WELCOME to Frithelstock Town and to the ancient Church dedicated to the Mother of our Lord and to the Pope who sent missionaries to convert our heathen forefathers to the Christian Faith and found the English Church.
The ruins at the north-eastern corner of the Church are all that is left of the Priory founded by Sir Robert de Bello Campo about the year 1220 and endowed for a small community of Augustinian Canons. His purpose was that there should be someone to pray for the repose of his soul for ever after his death. Bishop Walter de Stapledon who was born at Annery, the great house near Monkleigh, increased the endowments and is considered a co-founder with Sir Robert. The church building that still stands was probably built for the families of the Priory retainers and the inhabitants of the village which grew up nearby.
Over the porch there is a sundial with the message "Umbra Sumus" - " we are shadows".
In the Porch there is a fine stone holy water stoup. The handle in the middle of the Church door, like a knocker, is thought to be a Sanctuary Ring. In ancient times we are told that any criminal fleeing from the law was safe if he could grasp it.
The font just inside the door is of unusual design and very old. Its date is unknown but it may be Norman or Early English. The tiled base is of course Victorian. There are however many fine mediaeval tiles in various places on the floor of the Church. These were made in Barnstaple.
Just opposite the south door you will see the wall which is the oldest part of the Church. We think it dates from the thirteenth century but it could be older than that. On this wall there is a fine plaster Royal Coat of Arms of Charles II who restored freedom to the English people after the grim days of the Commonwealth when no one was allowed to dance or make merry, the Prayer Book was forbidden and even Christmas was done away with. No wonder they welcomed the Merry Monarch when he came back. This monument shows us what Frithelstock people thought about it. John Abbott of the Manor of Culleigh in this parish did the plasterwork. Other examples of his work are found in the Custom House at Exeter and his tools, with the Frithelstock Book, are in the Museum at Exeter.
Half way down the Church a small door with a flight of steps leads up to an opening above the pulpit. This was the entrance to the Rood Screen which once went right across the Church at this point. A small piece of carved wood in the front pew may be the only remaining part of what must have been a wonderful screen.
Will you please pray for the founders, for the faithful priests and people who have ministered and worshipped here for hundreds of years and for your own departed relatives and friends. We would ask you not to forget our little Christian family who meet here week by week. Remember also your many blessings and offer your petitions here.

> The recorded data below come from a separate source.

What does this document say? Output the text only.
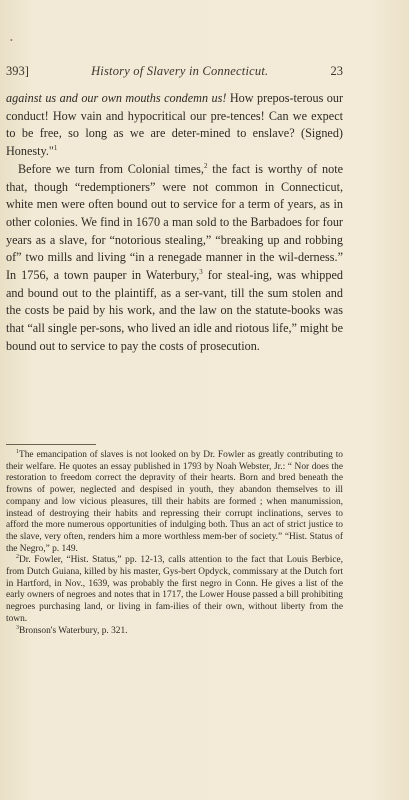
•
393]	History of Slavery in Connecticut.	23

against us and our own mouths condemn us! How prepos-terous our conduct! How vain and hypocritical our pre-tences! Can we expect to be free, so long as we are deter-mined to enslave? (Signed) Honesty."$^1$

Before we turn from Colonial times,$^2$ the fact is worthy of note that, though “redemptioners” were not common in Connecticut, white men were often bound out to service for a term of years, as in other colonies. We find in 1670 a man sold to the Barbadoes for four years as a slave, for “notorious stealing,” “breaking up and robbing of” two mills and living “in a renegade manner in the wil-derness.” In 1756, a town pauper in Waterbury,$^3$ for steal-ing, was whipped and bound out to the plaintiff, as a ser-vant, till the sum stolen and the costs be paid by his work, and the law on the statute-books was that “all single per-sons, who lived an idle and riotous life,” might be bound out to service to pay the costs of prosecution.

$^1$The emancipation of slaves is not looked on by Dr. Fowler as greatly contributing to their welfare. He quotes an essay published in 1793 by Noah Webster, Jr.: “ Nor does the restoration to freedom correct the depravity of their hearts. Born and bred beneath the frowns of power, neglected and despised in youth, they abandon themselves to ill company and low vicious pleasures, till their habits are formed ; when manumission, instead of destroying their habits and repressing their corrupt inclinations, serves to afford the more numerous opportunities of indulging both. Thus an act of strict justice to the slave, very often, renders him a more worthless mem-ber of society.” “Hist. Status of the Negro,” p. 149.

$^2$Dr. Fowler, “Hist. Status,” pp. 12-13, calls attention to the fact that Louis Berbice, from Dutch Guiana, killed by his master, Gys-bert Opdyck, commissary at the Dutch fort in Hartford, in Nov., 1639, was probably the first negro in Conn. He gives a list of the early owners of negroes and notes that in 1717, the Lower House passed a bill prohibiting negroes purchasing land, or living in fam-ilies of their own, without liberty from the town.

$^3$Bronson's Waterbury, p. 321.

The pews at this end of the Church are ancient, probably of the fifteenth century. The ends are beautifully carved with different symbols notably the Instruments of the Passion, the Crown of Thorns, the whip, the reed etc. There is also the figure of a hart which recalls our connection with Hartland Abbey and the two heads of ecclesiastics facing each other with their tongues out. This is probably an allusion to a dispute between the Bishop of Exeter and the Prior of Frithelstock in the Middle Ages.
The pulpit is Jacobean and may have been brought here from another church. The organ, although it has only a single manual, has a very sweet tone. Behind the organ in the part of the aisle curtained off as a vestry there are memorials to the Gay family. These are thought to be connections of John Gay of "Beggar's Opera" fame. This is the newest part of the Church and was probably only just completed before the dissolution of the Priory in 1536.
We have no fine stained glass in this Church. That in the west window, a memorial to the Carwithian family, is pleasant Victorian glass but the colours of the east window are too violent for comfort.
In the magnificent tower there are six bells, two of which are mediaeval. One is dedicated to the Holy Archangels Michael and Gabriel. The bells are extremely heavy and have a very fine tone but they are difficult to ring, owing to the old fashioned and worn bearings on which they are hung.
If you turn left outside the Church Porch and go to the iron gate at the end of the path, you will be able to see the ruins of the Priory. In front and to the left is the space once occupied by the great tower. Looking eastwards, a slightly elevated mound marks the site of the high altar. Beyond was the Lady Chapel. There was also a small chapel or an aisle on the south side. The priory ruins are not part of the Parish Church and are not owned or administered by the Church authorities.